From a theatrical point of view, it wasn’t even close to a fair fight. Holland’s character had more pragmatic ideas and was consummately appealing, especially with his many droll lines, like recommending a de-stressing visit to his ship’s “massage of meaning parlour” where “sustainability” was defined as “a combination of local organic booze, fair trade, shade-grown caffeine, and Viagra.”
Nevertheless, when the final vote was called, the audience overwhelmingly supported Fowler’s grating character—to the surprise, it seemed, of all of us present.
Once again, radicalism was striking a chord.
Unfortunately, that fierce energy hasn’t made it into the CRD’s own regional sustainability strategy—at least, not yet.
The regional sustainability strategy is currently nine “policy briefs”—general backgrounders including a page of options for “Moderate Change” and “Significant Change”. The brief on Food Security is by far the most well-developed. Options for significant change include, “Establish targets to increase designated farmland… Support initiatives that create access to land for farmers, e.g. a farmland acquisition levy or enabling community farms… Encourage the development of local agricultural cooperatives and marketing boards…”
Contrast that with the vague, feeble proposals for “significant change” in Economic Sustainability, like, “Provide incentives to industries that align their business with sustainability principles”. Or in Transportation: “Work with BC Transit and municipalities to expand policies & programs that promote a mode shift.” The Social Wellbeing brief doesn’t even mention needs for significant changes in how we think.
The reason for these differences? Take your guess. But it’s worth noting that VIHA helped design the wellbeing brief and the Chamber of Commerce-dominated Greater Victoria Development Agency the economic brief. Meanwhile, the Community Social Planning Council’s Capital Region Food and Agricultural Initiatives Roundtable helped with the food brief. One of those groups is exponentially more engaged with independent experts, activist groups and the general public in ongoing and constructive ways than the others.
So when Margaret Misek-Evans, the CRD’s manager of Regional and Strategic Planning, tells me that a March “Council of Councils” meeting saw capital region municipal representatives be “relatively supportive” of taking the regional sustainability strategy to the first draft stage over the next year, it’s difficult to stifle my yawn. Apparently, the regional sustainability strategy may sink amidst lots of polite deck rearranging and government-speak guided by top-heavy organizations and our notoriously uncollaborative municipal governments.

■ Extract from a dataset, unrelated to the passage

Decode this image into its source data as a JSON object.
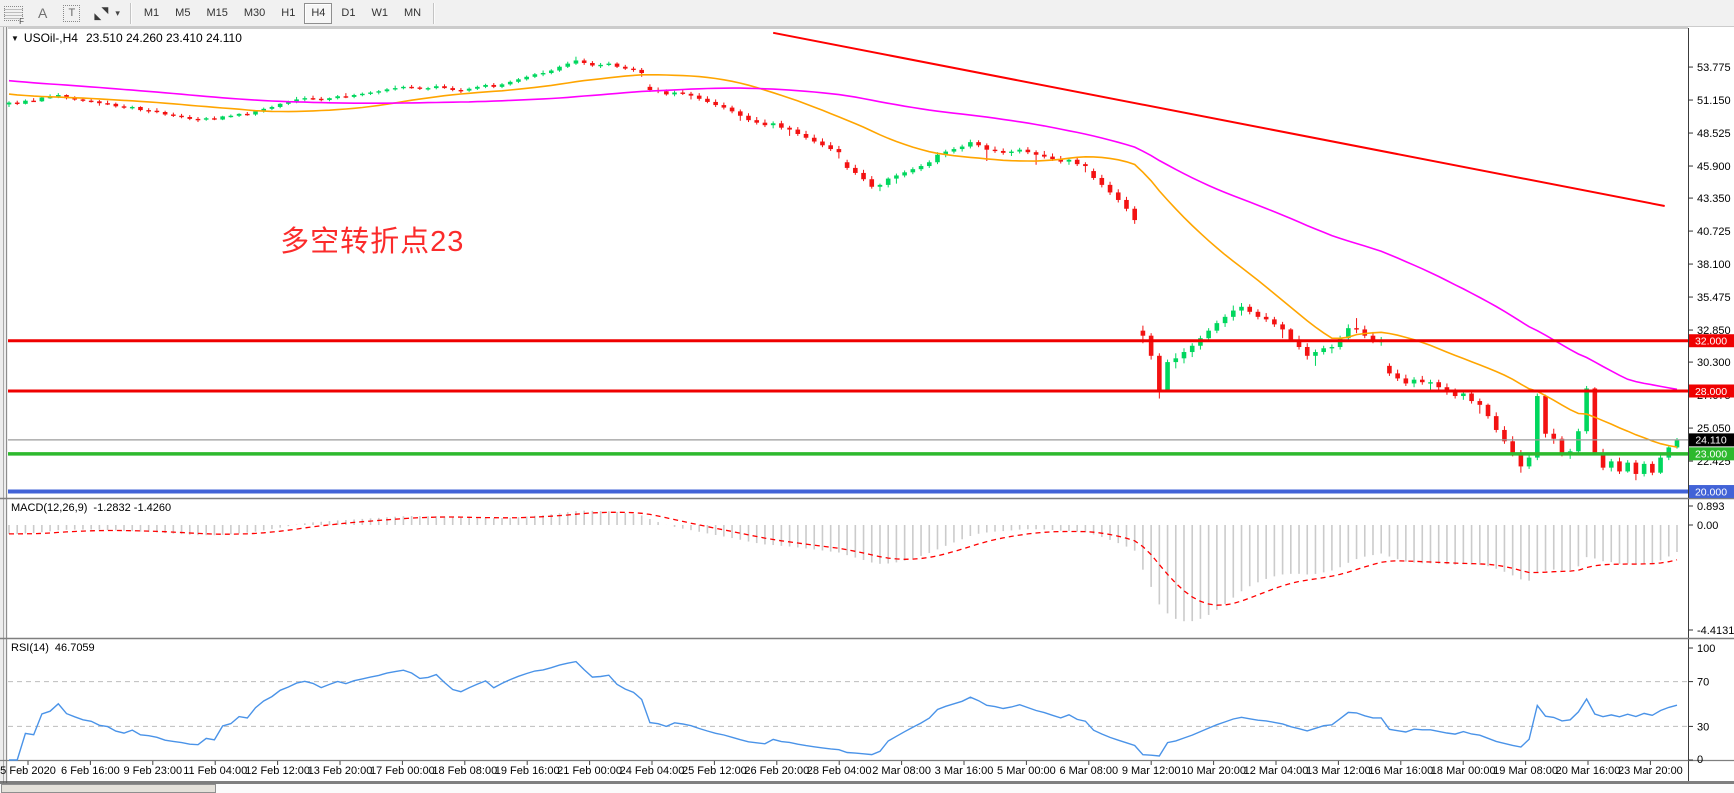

That’s where the public could come in. The public input phase for the regional sustainability strategy closes in early April (http://sustainability.crd.bc.ca). Yet the next seven months provide an opportunity for us to float more specific options for more significant change, and work to elect politicians from Sooke to Sidney in November’s municipal elections who would support the ongoing development of a more visionary regional sustainability strategy.
Anyone out there ready to help launch such a regional sustainability initiative? Personally, I’d love to hear more expressions of deep concern, and screams of alarm.